NEW YORK NURSE: April 2011
by Erin Silk
Facility-based nurse preceptor programs are gaining recognition for retaining capable new nurse graduates and encouraging critical thinking skills. Preceptors are nurse staff volunteers who have the desire to mentor and the training to provide a good experience for new nurses. Because of the numbers of experienced nurses who are retiring, nurses fresh from their own orientations are being tapped to become preceptors. They are the trainers — but who trains and support them?
At Maimonides Medical Center in Brooklyn, experienced preceptors and instructors are training new preceptors through the Maimonides Medical Center Partnership Preceptor Program: Core Curriculum for Clinical Coaching. The program, which held its first class last November, capitalizes on an internal nursing staff willing to bring new nurses up to speed, and management’s commitment to see it work.
The program at Maimonides was started with a grant from the not-for-profit nurse leadership coalition, Vermont Nurses In Partnership (VNIP). VNIP’s programs strive to “promote a workplace culture of nurture, support and professional growth for novice nurses or those in transition to a new specialty.” The aim of the train-the-trainer program at Maimonides is similar and offers a standardized training program and work plan for preceptor development and support at the facility. Trained Maimonides faculty members have voluntarily worked in collaboration with VNIP faculty of the NY College of Technology designing curriculum for the training program.
At the helm of the initiative was Veronica Richardson, NYSNA LBU Executive Committee chairperson at Maimonides. Richardson fought hard for the vision of a self-sustaining preceptor program and, although it had some high-level support, the idea was at first met with resistance from facility leadership. It took Richardson two years to convince senior leadership that there was no one better to train future preceptors than the nurses themselves.
In April 2009, a five-day VNIP train-the-trainer workshop funded by Maimonides’ NYSNA Staff Development Committee was hosted successfully at the facility with multiple NYSNA facilities invited to attend. From Maimonides, six NYSNA members - three staff nurses (from various clinical areas), two clinical instructors, and one nurse clinician - were chosen to participate.
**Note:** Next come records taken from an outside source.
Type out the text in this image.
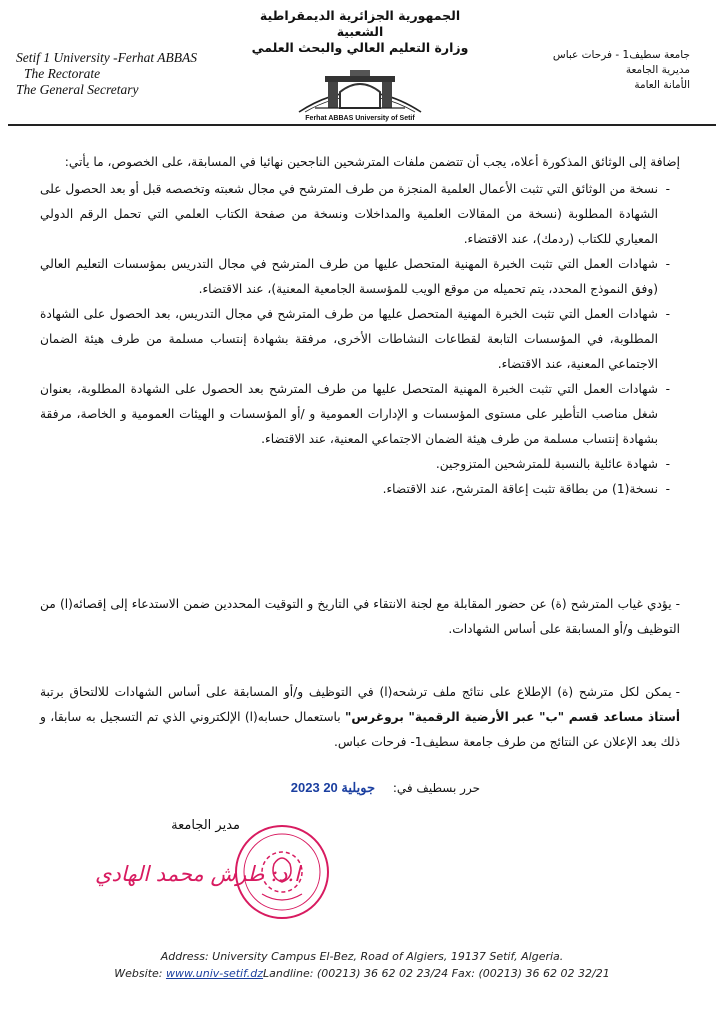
Setif 1 University -Ferhat ABBAS
The Rectorate
The General Secretary
الجمهورية الجزائرية الديمقراطية الشعبية
وزارة التعليم العالي والبحث العلمي
Ferhat ABBAS University of Setif
جامعة سطيف1 - فرحات عباس
مديرية الجامعة
الأمانة العامة
إضافة إلى الوثائق المذكورة أعلاه، يجب أن تتضمن ملفات المترشحين الناجحين نهائيا في المسابقة، على الخصوص، ما يأتي:
- نسخة من الوثائق التي تثبت الأعمال العلمية المنجزة من طرف المترشح في مجال شعبته وتخصصه قبل أو بعد الحصول على الشهادة المطلوبة (نسخة من المقالات العلمية والمداخلات ونسخة من صفحة الكتاب العلمي التي تحمل الرقم الدولي المعياري للكتاب (ردمك)، عند الاقتضاء.
- شهادات العمل التي تثبت الخبرة المهنية المتحصل عليها من طرف المترشح في مجال التدريس بمؤسسات التعليم العالي (وفق النموذج المحدد، يتم تحميله من موقع الويب للمؤسسة الجامعية المعنية)، عند الاقتضاء.
- شهادات العمل التي تثبت الخبرة المهنية المتحصل عليها من طرف المترشح في مجال التدريس، بعد الحصول على الشهادة المطلوبة، في المؤسسات التابعة لقطاعات النشاطات الأخرى، مرفقة بشهادة إنتساب مسلمة من طرف هيئة الضمان الاجتماعي المعنية، عند الاقتضاء.
- شهادات العمل التي تثبت الخبرة المهنية المتحصل عليها من طرف المترشح بعد الحصول على الشهادة المطلوبة، بعنوان شغل مناصب التأطير على مستوى المؤسسات و الإدارات العمومية و /أو المؤسسات و الهيئات العمومية و الخاصة، مرفقة بشهادة إنتساب مسلمة من طرف هيئة الضمان الاجتماعي المعنية، عند الاقتضاء.
- شهادة عائلية بالنسبة للمترشحين المتزوجين.
- نسخة(1) من بطاقة تثبت إعاقة المترشح، عند الاقتضاء.
-يؤدي غياب المترشح (ة) عن حضور المقابلة مع لجنة الانتقاء في التاريخ و التوقيت المحددين ضمن الاستدعاء إلى إقصائه(ا) من التوظيف و/أو المسابقة على أساس الشهادات.
-يمكن لكل مترشح (ة) الإطلاع على نتائج ملف ترشحه(ا) في التوظيف و/أو المسابقة على أساس الشهادات للالتحاق برتبة أستاذ مساعد قسم "ب" عبر الأرضية الرقمية" بروغرس" باستعمال حسابه(ا) الإلكتروني الذي تم التسجيل به سابقا، و ذلك بعد الإعلان عن النتائج من طرف جامعة سطيف1- فرحات عباس.
حرر بسطيف في: 2023 جويلية 20
مدير الجامعة
ا.د: طرش محمد الهادي
Address: University Campus El-Bez, Road of Algiers, 19137 Setif, Algeria.
Website: www.univ-setif.dzLandline: (00213) 36 62 02 23/24 Fax: (00213) 36 62 02 32/21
Boosted by the workshop’s success, in January 2010, Richardson and NYSNA Representative Michael Chacon approached the new vice president of nursing at Maimonides, Tom Smith, to present the VNIP mini two-day training model they hoped would be implemented at the facility on an ongoing basis.
“I give much credit to Tom Smith who, in addition to demonstrating a commitment to hiring new nurse graduates, saw the potential for an evidence-based program that harnesses the skills of a cohesive nursing staff. He encouraged the work and the journey,” said Richardson.
Preceptors are selected based on the VNIP Model for Preceptor Selection Criteria, modified to meet Maimonides goals, which include a desire to mentor and other professional benchmarks. Preceptors are trained to develop delegation skills, team-building acumen, address barriers and bridges to communication and expand teaching and learning theory.
Staff who have participated have found the program to be useful in understanding generation gaps and themselves. One participant appreciated the lift it gave her from “preceptor burnout” and another found it encouraging that NYSNA and management came together on such a worthwhile endeavor. “I especially appreciate all of the hard work from our own staff in putting this program together. I feel better prepared and so excited to precept new nurses now,” said one participant.
Maimonides has set the ambitious goal of training 300 RNs by June 2011. The program has been successful so far in remaining on target by training 30-45 new preceptors each month since January 2010.
“My goal and vision as NYSNA LBU executive chair is to see the successful implementation of this two-day standardized program as the leading clinical coaching model adapted at every NYSNA facility,” said Richardson.